Tesis ağır kirlilik oluşturan sanayi alt yapısı ile Mersin Limanının verimliliğini etkileyecektir. Serbest Bölgenin gelişimini sınırlayacaktır. Karaduvar Balıkçı Barınağının işlevini daha da kısıtlayacak Mersin merkezde balıkçılığı bitirecektir. Polipropilen tesisi 10 km mesafede Mersin Tarsus Kültür ve Turizm Koruma ve Gelişim Bölgesinin gelişimine ket vuracaktır. Bu alan tesis için genişleme alanı olması, tesisin bölgede yaratacağı hava kirliliği, tarım ve balıkçılığa vereceği zararlar aşamalı bir şekilde bölgedeki nüfusun göç etmesine neden olacaktır. Göçten birinci derecede Karaduvar, Karacailyas ve Kazanlı bölgeleri etkilenecektir. Yer üstü ve yer altı sularının azalmasına neden olacaktır. Bu durum tarıma zarar verecektir.  5 mm çapında küçük bir ürün olan polipropilen taşınması ve depolanması aşamasında denize ve toprağa karışması yüksek bir olasılıktır. Bütün teknolojik yatırımlar yapılsa dahi bu tip kaçaklar gerçekleşebilmektedir. Dolayısıyla bu ürünlerin denize karışması deniz kirliliğini artırıp, balık popülâsyonunu olumsuz etkileyerek balıkçılık sektörüne zarar verebileceği gibi balıklarda mikro plastik miktarını da artırarak tüketicilerin sağlığını tehdit edebileceği öngörülmektedir. Tesisin üreteceği kirli hava bölgede etkili olan rüzgârlarla birlikte kirliliği Özgürlük, Çay, Çilek ve Cumhuriyet gibi kuzey mahallelere taşıyacak buradaki halkın sağlığını tehdit edecektir. Dolayısıyla tesisin doğusunda yer alan Karaduvar, Karacailyas ve Kazanlı bölgeleri ile, kuzeyinde yer alan Özgürlük, Çay, Çilek ve Cumhuriyet mahalleleri tesisten olumsuz etkilenecektir. Proje, Mersin’de yerel halkı yerinden etme, sosyolojik dönüşüme zorlama gibi eleştirilerle karşı karşıya kalabilecektir.

 

MERSİN KENT KONSEYİ: KORONALI GÜNLERDE  BÖYLE BİR KARAR DÜŞÜNDÜRÜCÜ

Mersin Kent Konseyi Başkanı Faik Burakgazi ülke olarak koronavirüs salgını mücadelesi verirken

bölgedeki bir alanın Özel Endüstri Bölgesi ilan edilmesinin düşündürücü olduğunu söyledi.
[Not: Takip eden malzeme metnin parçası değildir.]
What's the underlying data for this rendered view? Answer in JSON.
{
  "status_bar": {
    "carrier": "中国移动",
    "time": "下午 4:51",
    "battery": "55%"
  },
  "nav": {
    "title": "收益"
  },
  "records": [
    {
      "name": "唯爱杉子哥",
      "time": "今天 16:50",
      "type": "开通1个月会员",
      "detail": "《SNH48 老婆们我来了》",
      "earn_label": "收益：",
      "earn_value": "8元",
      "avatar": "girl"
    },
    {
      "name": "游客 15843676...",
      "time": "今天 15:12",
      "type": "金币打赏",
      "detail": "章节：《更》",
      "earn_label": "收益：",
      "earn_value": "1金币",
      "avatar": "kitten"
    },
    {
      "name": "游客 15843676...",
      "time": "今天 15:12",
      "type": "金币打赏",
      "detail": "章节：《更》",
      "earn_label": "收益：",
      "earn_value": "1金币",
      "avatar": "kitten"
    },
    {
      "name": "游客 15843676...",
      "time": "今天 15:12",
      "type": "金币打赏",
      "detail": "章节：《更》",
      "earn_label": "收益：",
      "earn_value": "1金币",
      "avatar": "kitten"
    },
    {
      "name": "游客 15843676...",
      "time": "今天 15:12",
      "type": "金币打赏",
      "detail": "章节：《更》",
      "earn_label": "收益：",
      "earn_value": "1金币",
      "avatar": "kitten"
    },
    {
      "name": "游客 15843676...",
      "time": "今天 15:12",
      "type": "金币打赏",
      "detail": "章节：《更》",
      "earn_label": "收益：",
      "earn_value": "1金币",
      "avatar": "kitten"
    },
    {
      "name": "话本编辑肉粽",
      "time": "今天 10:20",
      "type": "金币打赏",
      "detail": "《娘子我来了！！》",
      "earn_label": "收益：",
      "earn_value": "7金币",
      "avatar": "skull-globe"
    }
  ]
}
Mersin'in üzerinde kirlilik ve olumsuz çevresel etkileri ile yük olmuş olan tesislerin varlığına ilaveten, aynı bölgede Polipropilen tesisisin yapılmasının Karaduvar halkının geçim kaynağı olan balıkçılık ve sebze yetiştiriciliği faaliyetlerini sona erdireceğini ifade eden Burakgazi, “Bölgenin çevre yükünü daha da arttırıp, Mersin yerelinde halk ve çevre sağlığını olumsuz yönde etkilemesi ise kaçınılmazdır” dedi.

 

“AKLA VE VİCDANA SIĞACAK KARARLAR DEĞİLDİR”

Tesisin Mersin Limanı ve Serbest Bölge’nin gelişimini sekteye uğratarak, her anlamda Mersin'in geleceğini katledeceğini öne süren Burakgazi şunları söyledi: “Söz konusu alan Mersin Büyükşehir Belediyesi Ekim/2016 Meclis toplantısında “Serbest Bölge Genişleme Alanı ile Mersin Ana Konteyner Limanı depolama alanı” olarak 1/1000.0000 Çevre Düzeni Planına işlenmesi kararı alınmıştır. Halkın haklı taleplerine, sivil toplum kuruluşlarının uyarılarına, ilgili kurum ve kuruluşların itirazlarına rağmen, bu projeyi hayata geçirecek adımların atılması akla ve vicdana sığacak kararlar değildir.  Mersin, 2 bin kişiden fazla insana istihdam sağlayacak, dış ticaret hacmini 1 milyar dolar arttıracak Doğu Akdeniz Ana Konteynır Limanı projesinin Polipropilen fabrikasına kurban edilmesine seyirci kalmayacaktır. Meslek kuruluşları, STK’lar ve halk konunun yeniden değerlendirilmesini talep etmektedir. Bir kentin geleceğine daha güçlü katkı sunacak proje ortada dururken, Polipropilen fabrikası kararının değiştirilmesi en akılcı yol olacaktır.”